Selmer Arzt: „Für die Fehler der Politik vor deren Karren gespannt“

Impfung

Allgemeinmediziner Dr. Frank Vorspohl ist mit der Impfstrategie, die der Bund vorgibt, nicht einverstanden. Unnötig riskant sei das. Damit spricht er vielen seiner Kollegen aus der Seele.

Selm

, 18.05.2021, 19:35 Uhr / Lesedauer: 2 min
Dr. Frank Vorspohl fühlt sich als "Spielball der Politik".

Dr. Frank Vorspohl fühlt sich als "Spielball der Politik". © Vorspohl

Ab dem 7. Juni soll sich jeder, unabhängig von der bisherigen Priorisierung, impfen lassen können. Die Hausärzte, die dem zu erwartenden Ansturm gerecht werden sollen, würden zum „Spielball der Politik“, sagt Dr. Frank Vorspohl, Allgemeinmediziner mit Praxis an der Ludgeristraße. „Die Politik sagt impfen, impfen, impfen, aber aktuell fehlt es einfach an geeignetem Impfstoff dafür.“

Das Problem: Biontech, das zurzeit unter den in Deutschland verfügbaren Impfstoffen am besten abschneidet, sei nicht in ausreichender Menge vorhanden. Zwar bekam Vorspohl für seine Praxis in der vergangenen Woche 46 Impfdosen, darunter 36 mit dem Impfstoff Biontech, geliefert (der Rest enthielt Astrazeneca), doch der soll nun für die Zweitimpfung der priorisierten Impflinge verwendet werden.

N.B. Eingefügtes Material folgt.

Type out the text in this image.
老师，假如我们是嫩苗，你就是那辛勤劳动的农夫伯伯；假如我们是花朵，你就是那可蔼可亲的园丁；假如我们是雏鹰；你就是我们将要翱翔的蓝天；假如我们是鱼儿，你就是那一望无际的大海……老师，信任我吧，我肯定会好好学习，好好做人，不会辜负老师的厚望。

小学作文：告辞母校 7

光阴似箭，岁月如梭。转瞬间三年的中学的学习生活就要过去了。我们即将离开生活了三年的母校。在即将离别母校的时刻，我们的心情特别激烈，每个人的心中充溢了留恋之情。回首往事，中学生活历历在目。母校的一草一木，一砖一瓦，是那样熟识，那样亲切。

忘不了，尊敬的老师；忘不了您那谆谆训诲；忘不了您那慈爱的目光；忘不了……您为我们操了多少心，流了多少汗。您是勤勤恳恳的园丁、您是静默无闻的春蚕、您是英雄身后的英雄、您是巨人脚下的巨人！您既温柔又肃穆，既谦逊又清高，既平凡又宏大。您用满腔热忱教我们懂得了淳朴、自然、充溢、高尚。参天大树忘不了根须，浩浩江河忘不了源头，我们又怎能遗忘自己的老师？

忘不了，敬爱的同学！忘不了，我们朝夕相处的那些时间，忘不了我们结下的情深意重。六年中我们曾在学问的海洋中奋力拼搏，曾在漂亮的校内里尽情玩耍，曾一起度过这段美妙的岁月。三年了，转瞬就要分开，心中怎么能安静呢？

Für alle anderen Impfwilligen bleibt Astrazenca. Und das wiederum sollte, zumindest gemäß der Empfehlung der Ständigen Impfkommission (Stiko), nur an Menschen, die älter als 60 Jahre sind, verimpft werden.

Risiko für Jüngere

Denn: „Nach der Impfung mit dem Astrazeneca-Impfstoff sind Fälle von Blutblättchenarmut in Kombination mit thrombotischen Ereignissen aufgetreten“, heißt es auf einem aktuellen Informationsblatt des Robert-Koch-Instituts. Aufgefallen seien vor allem Hirnvenenthrombosen. Mit Stand vom 15.4. sind die bei 59 von von 3,7 Millionen Geimpften aufgetreten. „Einige davon sind tödlich verlaufen“, heißt es. Und: 95 Prozent der gemeldeten Nebenwirkungen traten bei Personen unter 60 Jahre auf.

Deswegen hatte sich Vorspohl mit seinen Selmer Ärztekollegen auf einen Mittelweg zwischen der Empfehlung der Politik und der der Impfkommission geeinigt: Astrazeneca-Impfung nur für Über-40-Jährige.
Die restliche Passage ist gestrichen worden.